AI in Customer Support

Customer support is another industry that has been disrupted by automation and AI. Companies are saving a lot of money by making automated AI-powered bots take care of many tasks that are traditionally done by humans. 

Some of these tasks include talking to a potential customer, providing support to existing customers, troubleshooting, etc. The best about AI is customer support is that the customers get a better service as the bots are available 24*7 around the calendar and hence the customers don’t have to wait to get something done. 

Some other advantages of this approach are powerful customer engagement and easier understanding of the problem and scope for improvement as everything is recorded and the data from customer chats are used for improving the whole process. 

Using sentiment analysis and prediction, the bots will try and understand in what mood the customer is and if the customer is not happy, the whole process can be escalated to a real person, who can then take care of the customer and solve his issue for him. 

Robotics And Artificial Intelligence

This is a very interesting industry to watch out for it has generated a lot of interest in the common man by letting us see and read all the comics and sci-fi movies that talk about this. 

So are we talking about the next Ultron here, the artificially intelligent supervillain? One thing that we can say for sure is that the present state of AI is not advanced enough to build something like that.

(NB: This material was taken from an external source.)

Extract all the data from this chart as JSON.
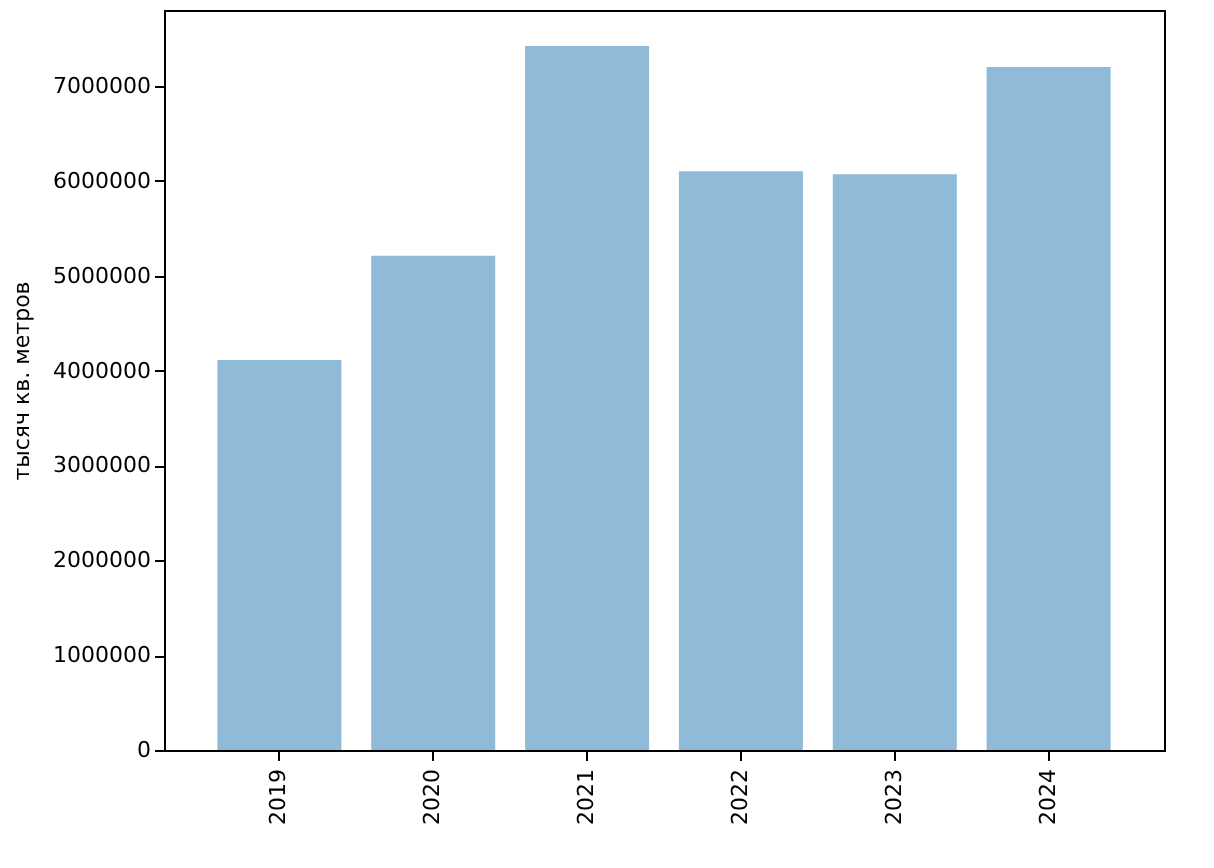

The most similar thing that we may have seen recently might be the super cute animal-like robots made by Boston Dynamics jumping around cliffs, doing summersaults, and carrying weights balancing on their legs and the humanoid robot Sophia who can talk very similar to an actual human and can mimic human facial expressions. 

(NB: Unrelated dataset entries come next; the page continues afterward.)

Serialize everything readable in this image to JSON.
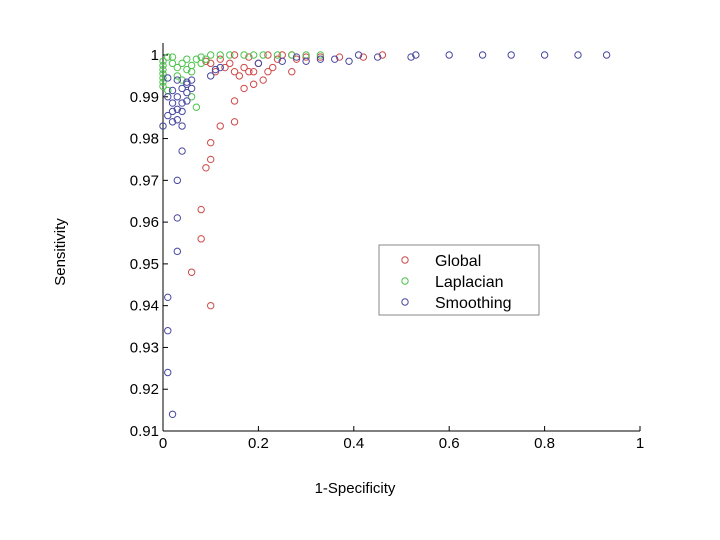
{
  "chart_data": {
    "type": "scatter",
    "title": "",
    "xlabel": "1-Specificity",
    "ylabel": "Sensitivity",
    "xlim": [
      0,
      1
    ],
    "ylim": [
      0.91,
      1.0
    ],
    "xticks": [
      "0",
      "0.2",
      "0.4",
      "0.6",
      "0.8",
      "1"
    ],
    "yticks": [
      "0.91",
      "0.92",
      "0.93",
      "0.94",
      "0.95",
      "0.96",
      "0.97",
      "0.98",
      "0.99",
      "1"
    ],
    "grid": false,
    "legend_position": "center-right",
    "series": [
      {
        "name": "Global",
        "color": "#d04848",
        "marker": "circle-open",
        "points": [
          [
            0.1,
            0.94
          ],
          [
            0.06,
            0.948
          ],
          [
            0.08,
            0.956
          ],
          [
            0.08,
            0.963
          ],
          [
            0.09,
            0.973
          ],
          [
            0.1,
            0.975
          ],
          [
            0.1,
            0.979
          ],
          [
            0.12,
            0.983
          ],
          [
            0.15,
            0.984
          ],
          [
            0.15,
            0.989
          ],
          [
            0.17,
            0.992
          ],
          [
            0.19,
            0.993
          ],
          [
            0.16,
            0.995
          ],
          [
            0.19,
            0.996
          ],
          [
            0.21,
            0.994
          ],
          [
            0.22,
            0.996
          ],
          [
            0.27,
            0.996
          ],
          [
            0.11,
            0.996
          ],
          [
            0.13,
            0.997
          ],
          [
            0.15,
            0.996
          ],
          [
            0.17,
            0.997
          ],
          [
            0.18,
            0.996
          ],
          [
            0.23,
            0.997
          ],
          [
            0.2,
            0.998
          ],
          [
            0.24,
            0.999
          ],
          [
            0.28,
            0.999
          ],
          [
            0.3,
            0.9995
          ],
          [
            0.33,
            0.9995
          ],
          [
            0.37,
            0.9995
          ],
          [
            0.42,
            0.9995
          ],
          [
            0.46,
            1.0
          ],
          [
            0.27,
            1.0
          ],
          [
            0.22,
            1.0
          ],
          [
            0.15,
            1.0
          ],
          [
            0.12,
            0.999
          ],
          [
            0.1,
            0.998
          ],
          [
            0.09,
            0.9985
          ],
          [
            0.14,
            0.998
          ],
          [
            0.18,
            0.9995
          ],
          [
            0.25,
            1.0
          ]
        ]
      },
      {
        "name": "Laplacian",
        "color": "#4cc44c",
        "marker": "circle-open",
        "points": [
          [
            0.0,
            0.9985
          ],
          [
            0.0,
            0.9975
          ],
          [
            0.0,
            0.9965
          ],
          [
            0.0,
            0.9955
          ],
          [
            0.0,
            0.9945
          ],
          [
            0.0,
            0.9935
          ],
          [
            0.0,
            0.9925
          ],
          [
            0.01,
            0.9915
          ],
          [
            0.01,
            0.9995
          ],
          [
            0.02,
            0.998
          ],
          [
            0.03,
            0.997
          ],
          [
            0.04,
            0.998
          ],
          [
            0.05,
            0.999
          ],
          [
            0.05,
            0.9965
          ],
          [
            0.06,
            0.9975
          ],
          [
            0.07,
            0.999
          ],
          [
            0.08,
            0.9995
          ],
          [
            0.09,
            0.999
          ],
          [
            0.1,
            1.0
          ],
          [
            0.12,
            1.0
          ],
          [
            0.14,
            1.0
          ],
          [
            0.17,
            1.0
          ],
          [
            0.19,
            1.0
          ],
          [
            0.21,
            1.0
          ],
          [
            0.24,
            1.0
          ],
          [
            0.27,
            1.0
          ],
          [
            0.3,
            1.0
          ],
          [
            0.33,
            1.0
          ],
          [
            0.07,
            0.9875
          ],
          [
            0.04,
            0.994
          ],
          [
            0.06,
            0.996
          ],
          [
            0.08,
            0.998
          ],
          [
            0.02,
            0.9995
          ],
          [
            0.03,
            0.995
          ],
          [
            0.06,
            0.99
          ]
        ]
      },
      {
        "name": "Smoothing",
        "color": "#4848a0",
        "marker": "circle-open",
        "points": [
          [
            0.02,
            0.914
          ],
          [
            0.01,
            0.924
          ],
          [
            0.01,
            0.934
          ],
          [
            0.01,
            0.942
          ],
          [
            0.03,
            0.953
          ],
          [
            0.03,
            0.961
          ],
          [
            0.03,
            0.97
          ],
          [
            0.04,
            0.977
          ],
          [
            0.0,
            0.983
          ],
          [
            0.02,
            0.984
          ],
          [
            0.03,
            0.9845
          ],
          [
            0.04,
            0.983
          ],
          [
            0.01,
            0.9855
          ],
          [
            0.02,
            0.9865
          ],
          [
            0.04,
            0.9865
          ],
          [
            0.03,
            0.987
          ],
          [
            0.02,
            0.9885
          ],
          [
            0.04,
            0.9885
          ],
          [
            0.05,
            0.989
          ],
          [
            0.01,
            0.99
          ],
          [
            0.03,
            0.99
          ],
          [
            0.05,
            0.991
          ],
          [
            0.02,
            0.9915
          ],
          [
            0.04,
            0.992
          ],
          [
            0.06,
            0.992
          ],
          [
            0.05,
            0.993
          ],
          [
            0.05,
            0.9935
          ],
          [
            0.06,
            0.994
          ],
          [
            0.03,
            0.994
          ],
          [
            0.01,
            0.9945
          ],
          [
            0.1,
            0.995
          ],
          [
            0.11,
            0.9965
          ],
          [
            0.12,
            0.997
          ],
          [
            0.2,
            0.998
          ],
          [
            0.25,
            0.9985
          ],
          [
            0.3,
            0.9985
          ],
          [
            0.36,
            0.999
          ],
          [
            0.39,
            0.9985
          ],
          [
            0.45,
            0.9995
          ],
          [
            0.52,
            0.9995
          ],
          [
            0.53,
            1.0
          ],
          [
            0.6,
            1.0
          ],
          [
            0.67,
            1.0
          ],
          [
            0.73,
            1.0
          ],
          [
            0.8,
            1.0
          ],
          [
            0.87,
            1.0
          ],
          [
            0.93,
            1.0
          ],
          [
            0.41,
            1.0
          ],
          [
            0.33,
            0.999
          ],
          [
            0.28,
            0.9995
          ]
        ]
      }
    ]
  }
}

In the real-world, robotics find applications in several industries like manufacturing, medicine, space travel, defense, and a lot more.  The manufacturing industry cannot survive now without robotics. 

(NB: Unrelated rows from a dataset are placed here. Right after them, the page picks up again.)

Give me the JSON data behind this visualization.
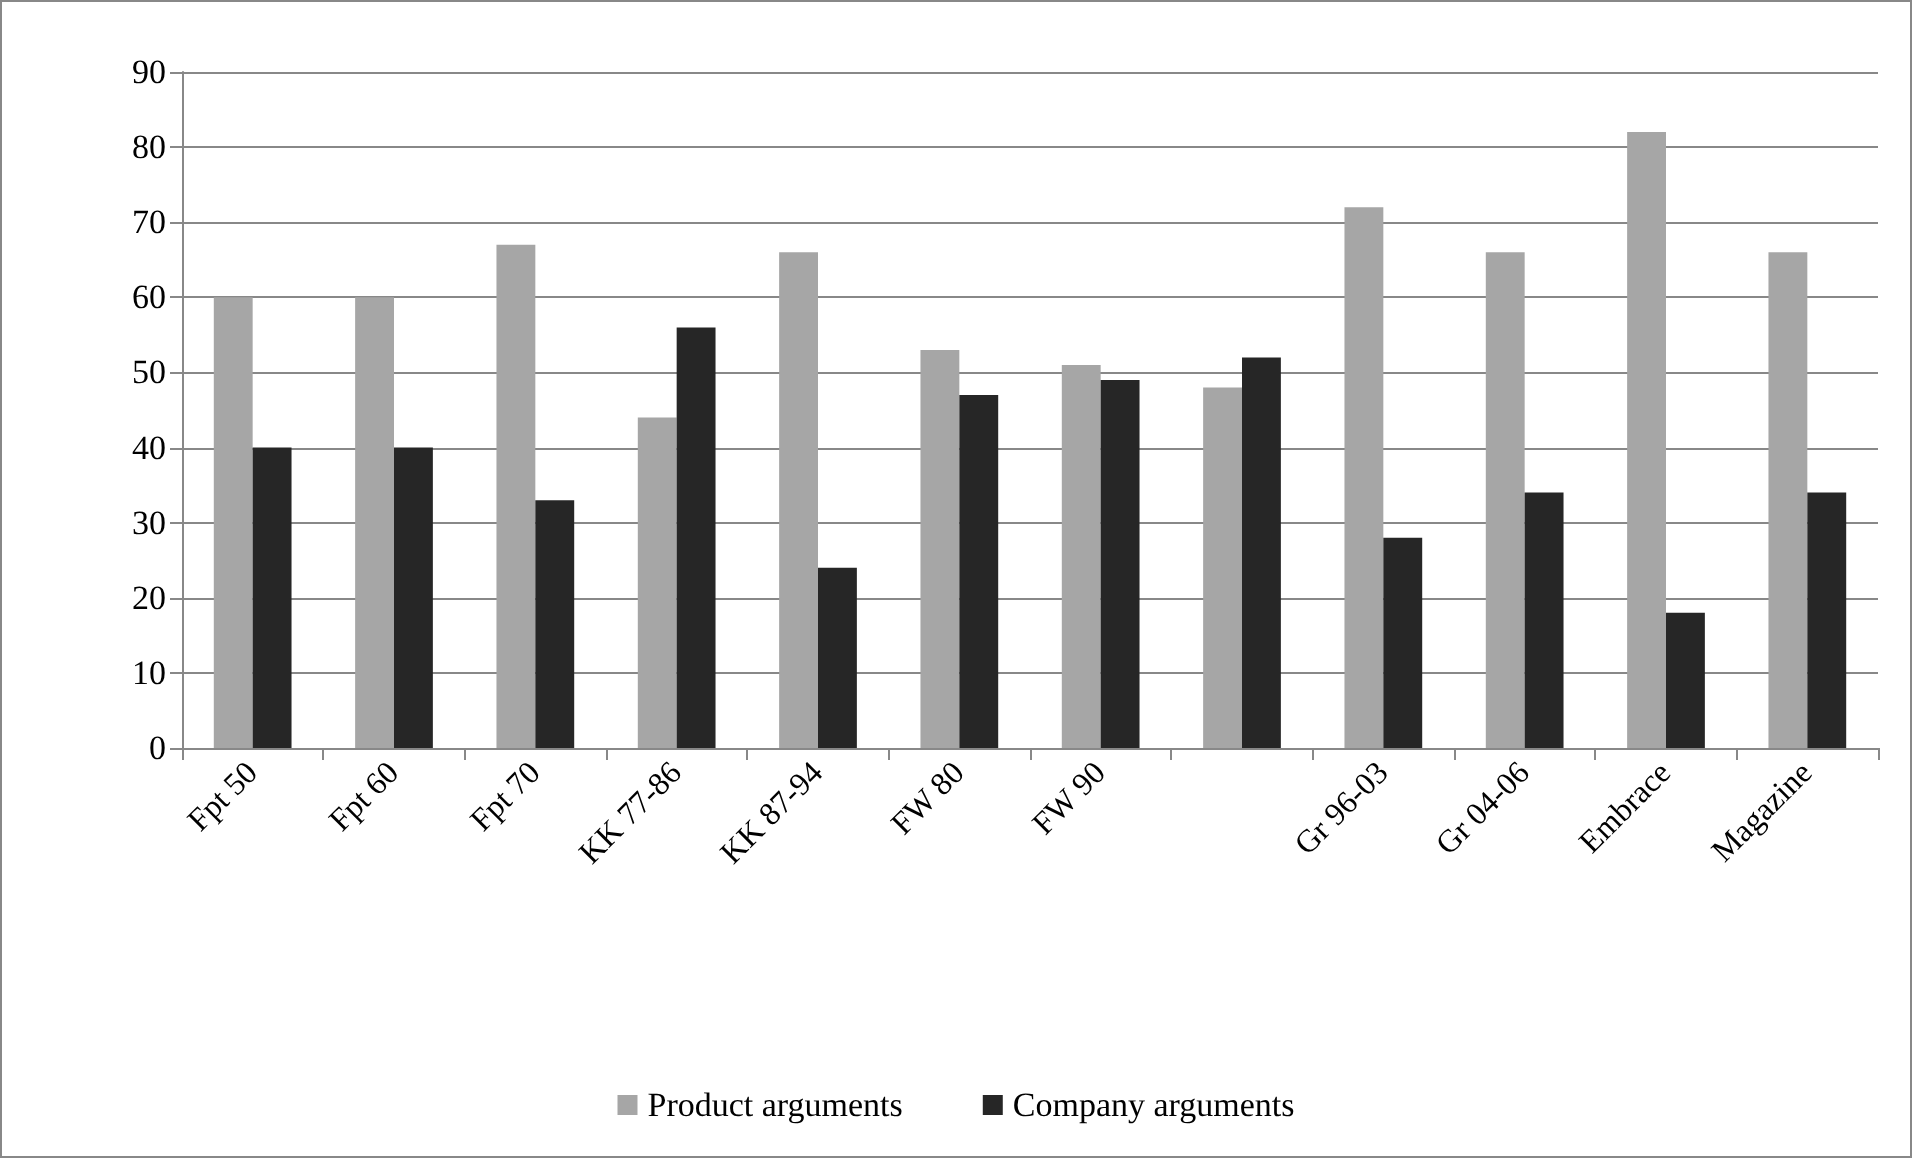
{
  "chart_data": {
    "type": "bar",
    "categories": [
      "Fpt 50",
      "Fpt 60",
      "Fpt 70",
      "KK 77-86",
      "KK 87-94",
      "FW 80",
      "FW 90",
      null,
      "Gr 96-03",
      "Gr 04-06",
      "Embrace",
      "Magazine"
    ],
    "series": [
      {
        "name": "Product arguments",
        "color": "#a6a6a6",
        "values": [
          60,
          60,
          67,
          44,
          66,
          53,
          51,
          48,
          72,
          66,
          82,
          66
        ]
      },
      {
        "name": "Company arguments",
        "color": "#262626",
        "values": [
          40,
          40,
          33,
          56,
          24,
          47,
          49,
          52,
          28,
          34,
          18,
          34
        ]
      }
    ],
    "ylim": [
      0,
      90
    ],
    "yticks": [
      0,
      10,
      20,
      30,
      40,
      50,
      60,
      70,
      80,
      90
    ],
    "grid": "y",
    "legend": "bottom"
  }
}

Programmed robot arms are more efficient, precise than human arms and can work night and day. Most of the real-world robotics applications are not driven by AI and these are just plain examples of programmed automation. 

AI applications in robotics are applicable when the robots start doing things on their own with the help of machine learning. So robotics coupled with smart software does the job. For example, in healthcare, if there is a tiny robot that can enter the bloodstream of a patient, diagnose the disease and maybe destroy the harmful bacteria or cancer cell, that is a huge disruption and a win for AI. 

This is just an example use case. Presently there are medical robots that help in surgeries assisted by AI-based algorithms. Space travel is another area where robotics can benefit the most with AI. 

Conclusion

We discussed many real-world applications and future possibilities of artificial intelligence. It is true that only a handful of companies and governments around the world has access to the resource and capital to invest in the growth of AI. Even the smaller companies that come up with AI disruptions get acquired by the giants or to the defense departments of countries. 

A lot of innovation and research is happening in the fields of machine learning, natural language processing, predictive analysis, and recommendation engines. AI is considered as the ‘Industrial revolution 2.0’ and a lot of things are in store for the future. Let’s wait and find out, and if possible contribute something to the growth of Artificial Intelligence.